Investors and stakeholders are reminded that the company’s situation is subject to change, and they should monitor Flux Power’s filings and announcements for the latest developments regarding its compliance status with Nasdaq’s listing requirements.
In other recent news, Flux Power Holdings, Inc. has made several significant developments. The company amended its loan agreement with Gibraltar Business Capital, adjusting the EBITDA covenant, a move that comes after reporting negative EBITDA of $4.35 million. Flux Power also switched its independent accounting firm from Baker Tilly US, LLP to Haskell & White LLP, following the disclosure of material weaknesses in internal control over financial reporting.
Additionally, Flux Power announced the appointment of Kelly Frey as its new Chief Revenue Officer, a strategic move aimed at driving business growth.
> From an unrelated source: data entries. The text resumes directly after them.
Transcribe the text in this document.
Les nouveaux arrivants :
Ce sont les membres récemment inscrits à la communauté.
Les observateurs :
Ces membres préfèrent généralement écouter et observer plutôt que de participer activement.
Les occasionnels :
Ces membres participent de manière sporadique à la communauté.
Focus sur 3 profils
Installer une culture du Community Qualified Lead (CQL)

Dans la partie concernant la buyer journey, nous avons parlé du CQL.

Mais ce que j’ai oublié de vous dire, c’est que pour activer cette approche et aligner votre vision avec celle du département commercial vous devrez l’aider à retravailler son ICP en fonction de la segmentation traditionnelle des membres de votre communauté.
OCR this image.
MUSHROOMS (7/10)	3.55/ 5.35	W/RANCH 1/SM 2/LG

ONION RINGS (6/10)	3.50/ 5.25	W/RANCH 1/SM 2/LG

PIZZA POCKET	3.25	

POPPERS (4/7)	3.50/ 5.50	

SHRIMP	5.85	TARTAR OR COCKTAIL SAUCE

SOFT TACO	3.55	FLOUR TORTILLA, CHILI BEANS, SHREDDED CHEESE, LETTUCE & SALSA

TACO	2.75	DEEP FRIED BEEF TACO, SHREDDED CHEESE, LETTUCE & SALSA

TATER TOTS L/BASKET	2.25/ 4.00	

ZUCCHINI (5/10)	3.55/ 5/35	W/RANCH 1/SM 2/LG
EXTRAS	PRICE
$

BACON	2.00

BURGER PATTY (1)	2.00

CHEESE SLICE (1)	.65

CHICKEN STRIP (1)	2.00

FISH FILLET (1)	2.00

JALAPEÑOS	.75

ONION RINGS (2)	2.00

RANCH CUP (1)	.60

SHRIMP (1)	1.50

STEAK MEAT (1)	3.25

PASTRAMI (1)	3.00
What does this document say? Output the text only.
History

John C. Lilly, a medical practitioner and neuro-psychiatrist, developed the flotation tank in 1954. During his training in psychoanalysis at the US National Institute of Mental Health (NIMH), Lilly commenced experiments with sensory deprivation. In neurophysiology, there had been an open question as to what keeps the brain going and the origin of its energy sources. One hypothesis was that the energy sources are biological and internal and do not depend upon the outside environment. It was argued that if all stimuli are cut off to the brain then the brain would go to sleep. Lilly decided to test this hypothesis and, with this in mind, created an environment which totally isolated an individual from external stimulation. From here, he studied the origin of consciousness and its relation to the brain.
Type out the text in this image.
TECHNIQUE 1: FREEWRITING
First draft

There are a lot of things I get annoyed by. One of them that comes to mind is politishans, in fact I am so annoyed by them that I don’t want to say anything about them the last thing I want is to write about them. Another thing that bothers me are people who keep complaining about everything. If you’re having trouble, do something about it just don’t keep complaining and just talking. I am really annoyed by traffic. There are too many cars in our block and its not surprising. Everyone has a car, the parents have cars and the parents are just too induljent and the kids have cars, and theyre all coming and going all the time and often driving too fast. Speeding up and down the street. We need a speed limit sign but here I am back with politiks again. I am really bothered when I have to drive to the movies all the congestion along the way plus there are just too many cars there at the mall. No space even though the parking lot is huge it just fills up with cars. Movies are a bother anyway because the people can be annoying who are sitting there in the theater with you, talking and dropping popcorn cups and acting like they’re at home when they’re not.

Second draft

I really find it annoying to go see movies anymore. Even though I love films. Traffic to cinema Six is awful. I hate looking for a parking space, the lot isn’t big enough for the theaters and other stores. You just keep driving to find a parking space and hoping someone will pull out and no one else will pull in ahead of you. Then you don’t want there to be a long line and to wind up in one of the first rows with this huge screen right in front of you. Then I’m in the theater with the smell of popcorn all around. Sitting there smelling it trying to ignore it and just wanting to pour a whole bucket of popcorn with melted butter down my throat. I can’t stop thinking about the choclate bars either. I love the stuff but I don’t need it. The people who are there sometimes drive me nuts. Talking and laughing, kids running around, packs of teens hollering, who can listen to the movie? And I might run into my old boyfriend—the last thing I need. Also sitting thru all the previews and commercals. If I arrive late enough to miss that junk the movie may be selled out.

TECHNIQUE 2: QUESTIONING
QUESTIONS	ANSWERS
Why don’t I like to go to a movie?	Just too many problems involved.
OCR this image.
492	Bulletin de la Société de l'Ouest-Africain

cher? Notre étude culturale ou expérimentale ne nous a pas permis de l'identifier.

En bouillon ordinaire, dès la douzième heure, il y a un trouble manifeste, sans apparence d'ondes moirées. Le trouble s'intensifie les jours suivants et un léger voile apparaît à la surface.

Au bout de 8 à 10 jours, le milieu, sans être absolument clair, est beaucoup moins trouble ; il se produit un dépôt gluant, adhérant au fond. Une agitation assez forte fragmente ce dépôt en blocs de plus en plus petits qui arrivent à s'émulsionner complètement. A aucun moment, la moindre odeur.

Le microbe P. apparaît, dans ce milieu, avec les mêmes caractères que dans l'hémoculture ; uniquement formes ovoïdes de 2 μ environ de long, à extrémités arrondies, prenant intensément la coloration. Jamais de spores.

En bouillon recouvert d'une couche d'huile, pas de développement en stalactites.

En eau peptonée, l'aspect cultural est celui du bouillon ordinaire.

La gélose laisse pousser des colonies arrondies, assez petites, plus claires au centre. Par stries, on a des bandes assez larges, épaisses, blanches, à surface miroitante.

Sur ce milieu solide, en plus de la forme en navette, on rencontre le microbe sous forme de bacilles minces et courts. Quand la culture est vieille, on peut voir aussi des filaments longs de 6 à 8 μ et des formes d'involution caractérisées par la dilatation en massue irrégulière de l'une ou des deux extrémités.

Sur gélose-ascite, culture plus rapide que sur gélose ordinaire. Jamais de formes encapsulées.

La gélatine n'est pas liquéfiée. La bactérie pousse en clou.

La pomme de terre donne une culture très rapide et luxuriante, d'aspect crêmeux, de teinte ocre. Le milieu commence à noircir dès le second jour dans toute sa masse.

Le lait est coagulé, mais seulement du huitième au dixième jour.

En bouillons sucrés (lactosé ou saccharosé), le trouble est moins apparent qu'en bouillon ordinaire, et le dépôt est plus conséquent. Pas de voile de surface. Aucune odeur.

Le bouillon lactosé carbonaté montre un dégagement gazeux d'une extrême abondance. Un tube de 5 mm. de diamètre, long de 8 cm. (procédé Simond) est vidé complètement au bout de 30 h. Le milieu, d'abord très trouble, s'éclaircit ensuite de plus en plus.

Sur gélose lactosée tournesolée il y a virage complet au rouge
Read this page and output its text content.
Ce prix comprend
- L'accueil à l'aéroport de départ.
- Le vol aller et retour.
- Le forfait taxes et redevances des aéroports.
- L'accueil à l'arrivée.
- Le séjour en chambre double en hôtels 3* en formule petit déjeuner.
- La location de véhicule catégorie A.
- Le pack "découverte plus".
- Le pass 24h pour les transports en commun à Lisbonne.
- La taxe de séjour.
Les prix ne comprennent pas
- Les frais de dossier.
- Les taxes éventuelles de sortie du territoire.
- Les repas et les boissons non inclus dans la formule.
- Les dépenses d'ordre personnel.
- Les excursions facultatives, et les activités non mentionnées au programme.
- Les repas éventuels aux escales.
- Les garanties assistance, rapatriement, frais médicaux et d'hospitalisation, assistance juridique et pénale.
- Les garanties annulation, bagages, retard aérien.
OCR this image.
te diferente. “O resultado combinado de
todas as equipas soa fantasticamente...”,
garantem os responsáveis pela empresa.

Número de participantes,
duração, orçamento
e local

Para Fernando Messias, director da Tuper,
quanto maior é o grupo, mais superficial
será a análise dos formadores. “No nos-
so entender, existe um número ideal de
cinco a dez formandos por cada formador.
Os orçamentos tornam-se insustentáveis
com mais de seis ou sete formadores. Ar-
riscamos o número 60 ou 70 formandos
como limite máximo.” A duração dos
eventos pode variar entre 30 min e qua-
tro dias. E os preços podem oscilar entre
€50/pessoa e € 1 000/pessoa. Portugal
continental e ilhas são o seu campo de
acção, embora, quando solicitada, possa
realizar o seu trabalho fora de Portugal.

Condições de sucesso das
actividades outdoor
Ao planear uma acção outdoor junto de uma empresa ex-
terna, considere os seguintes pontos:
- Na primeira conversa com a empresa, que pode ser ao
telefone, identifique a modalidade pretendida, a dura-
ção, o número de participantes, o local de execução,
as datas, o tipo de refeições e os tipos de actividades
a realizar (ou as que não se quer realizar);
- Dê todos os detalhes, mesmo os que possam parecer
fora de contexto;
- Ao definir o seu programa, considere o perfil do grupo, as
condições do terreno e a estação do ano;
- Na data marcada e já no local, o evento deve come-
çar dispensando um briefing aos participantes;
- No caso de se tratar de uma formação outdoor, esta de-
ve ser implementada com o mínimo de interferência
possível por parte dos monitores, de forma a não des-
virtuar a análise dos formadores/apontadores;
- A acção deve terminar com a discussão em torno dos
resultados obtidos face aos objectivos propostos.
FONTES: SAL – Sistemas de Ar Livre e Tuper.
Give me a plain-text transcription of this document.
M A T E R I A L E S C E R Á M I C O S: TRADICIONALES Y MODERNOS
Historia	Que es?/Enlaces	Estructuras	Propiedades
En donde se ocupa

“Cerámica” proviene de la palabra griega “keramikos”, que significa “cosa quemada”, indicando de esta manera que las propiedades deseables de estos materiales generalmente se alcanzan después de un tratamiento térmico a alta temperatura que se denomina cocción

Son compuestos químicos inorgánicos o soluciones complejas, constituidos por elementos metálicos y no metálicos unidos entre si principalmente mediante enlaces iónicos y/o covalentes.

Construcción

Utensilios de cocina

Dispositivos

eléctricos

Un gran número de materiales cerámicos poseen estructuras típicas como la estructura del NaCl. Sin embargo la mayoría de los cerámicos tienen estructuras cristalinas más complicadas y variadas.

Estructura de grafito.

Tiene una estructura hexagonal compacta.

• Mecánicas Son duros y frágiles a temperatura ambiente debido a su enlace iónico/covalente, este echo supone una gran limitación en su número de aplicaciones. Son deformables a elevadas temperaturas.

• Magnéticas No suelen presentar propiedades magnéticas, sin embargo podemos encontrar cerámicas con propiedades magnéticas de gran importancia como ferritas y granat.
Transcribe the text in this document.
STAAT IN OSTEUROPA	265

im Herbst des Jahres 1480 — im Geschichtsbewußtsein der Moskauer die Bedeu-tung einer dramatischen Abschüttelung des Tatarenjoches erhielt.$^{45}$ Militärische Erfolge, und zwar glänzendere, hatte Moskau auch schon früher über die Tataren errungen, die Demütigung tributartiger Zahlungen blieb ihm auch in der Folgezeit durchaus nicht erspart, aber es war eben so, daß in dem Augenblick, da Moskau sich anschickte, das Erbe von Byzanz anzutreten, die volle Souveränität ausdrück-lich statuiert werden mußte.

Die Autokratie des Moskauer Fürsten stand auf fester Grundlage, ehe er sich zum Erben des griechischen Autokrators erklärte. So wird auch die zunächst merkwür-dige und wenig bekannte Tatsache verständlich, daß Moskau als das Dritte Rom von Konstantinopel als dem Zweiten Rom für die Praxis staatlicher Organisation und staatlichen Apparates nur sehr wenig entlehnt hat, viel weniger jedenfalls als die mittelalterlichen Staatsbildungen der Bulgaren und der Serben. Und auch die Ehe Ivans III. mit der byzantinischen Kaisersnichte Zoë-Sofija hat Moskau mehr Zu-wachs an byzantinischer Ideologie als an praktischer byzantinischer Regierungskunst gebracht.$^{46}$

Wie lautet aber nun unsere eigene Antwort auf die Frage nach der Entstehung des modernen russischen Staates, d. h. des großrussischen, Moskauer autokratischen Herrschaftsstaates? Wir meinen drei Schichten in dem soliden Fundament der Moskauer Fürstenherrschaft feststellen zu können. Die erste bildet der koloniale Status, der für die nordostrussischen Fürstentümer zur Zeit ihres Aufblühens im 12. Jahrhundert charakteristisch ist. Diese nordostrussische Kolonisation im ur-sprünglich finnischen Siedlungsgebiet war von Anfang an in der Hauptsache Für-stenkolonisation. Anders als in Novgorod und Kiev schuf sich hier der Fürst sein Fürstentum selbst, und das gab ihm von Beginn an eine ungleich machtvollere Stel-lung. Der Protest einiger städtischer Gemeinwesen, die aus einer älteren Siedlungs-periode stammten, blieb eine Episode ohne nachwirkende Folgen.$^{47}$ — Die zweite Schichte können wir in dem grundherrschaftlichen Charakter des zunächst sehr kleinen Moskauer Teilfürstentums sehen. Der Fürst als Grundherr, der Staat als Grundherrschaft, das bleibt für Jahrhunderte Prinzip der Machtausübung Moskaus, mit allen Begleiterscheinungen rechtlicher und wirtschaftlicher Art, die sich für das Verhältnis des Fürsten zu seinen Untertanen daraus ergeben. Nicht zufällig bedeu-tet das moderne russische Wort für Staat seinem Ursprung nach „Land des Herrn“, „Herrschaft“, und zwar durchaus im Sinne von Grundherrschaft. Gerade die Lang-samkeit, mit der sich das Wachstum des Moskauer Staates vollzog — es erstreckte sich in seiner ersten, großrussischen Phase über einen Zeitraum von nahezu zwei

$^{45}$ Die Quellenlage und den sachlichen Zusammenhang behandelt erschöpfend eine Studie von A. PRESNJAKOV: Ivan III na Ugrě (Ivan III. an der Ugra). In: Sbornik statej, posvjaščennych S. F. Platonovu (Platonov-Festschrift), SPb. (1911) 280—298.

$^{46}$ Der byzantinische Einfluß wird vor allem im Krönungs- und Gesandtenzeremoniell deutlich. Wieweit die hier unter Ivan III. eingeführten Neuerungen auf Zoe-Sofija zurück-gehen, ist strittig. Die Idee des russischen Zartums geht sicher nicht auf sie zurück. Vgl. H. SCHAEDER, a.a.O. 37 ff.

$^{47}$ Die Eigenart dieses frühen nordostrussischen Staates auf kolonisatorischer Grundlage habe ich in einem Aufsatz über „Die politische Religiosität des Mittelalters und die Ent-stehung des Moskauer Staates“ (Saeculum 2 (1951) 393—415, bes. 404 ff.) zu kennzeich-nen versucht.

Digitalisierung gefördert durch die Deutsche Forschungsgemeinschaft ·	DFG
The company reported recent revenue at $63.85 million, with a net loss of $2.6 million in the third quarter of fiscal year 2024.
Flux Power is also undergoing financial restatements due to noncash inventory write-downs and related adjustments, totaling approximately $4.9 million. The company has been notified by the Nasdaq Stock Market of non-compliance with its listing rules due to delayed filing of its required quarterly and annual reports with the SEC.
Lastly, Flux Power has announced a strategic partnership with a leading forklift original equipment manufacturer to introduce a new private label battery program. These developments highlight the ongoing strategic and financial adjustments within Flux Power Holdings.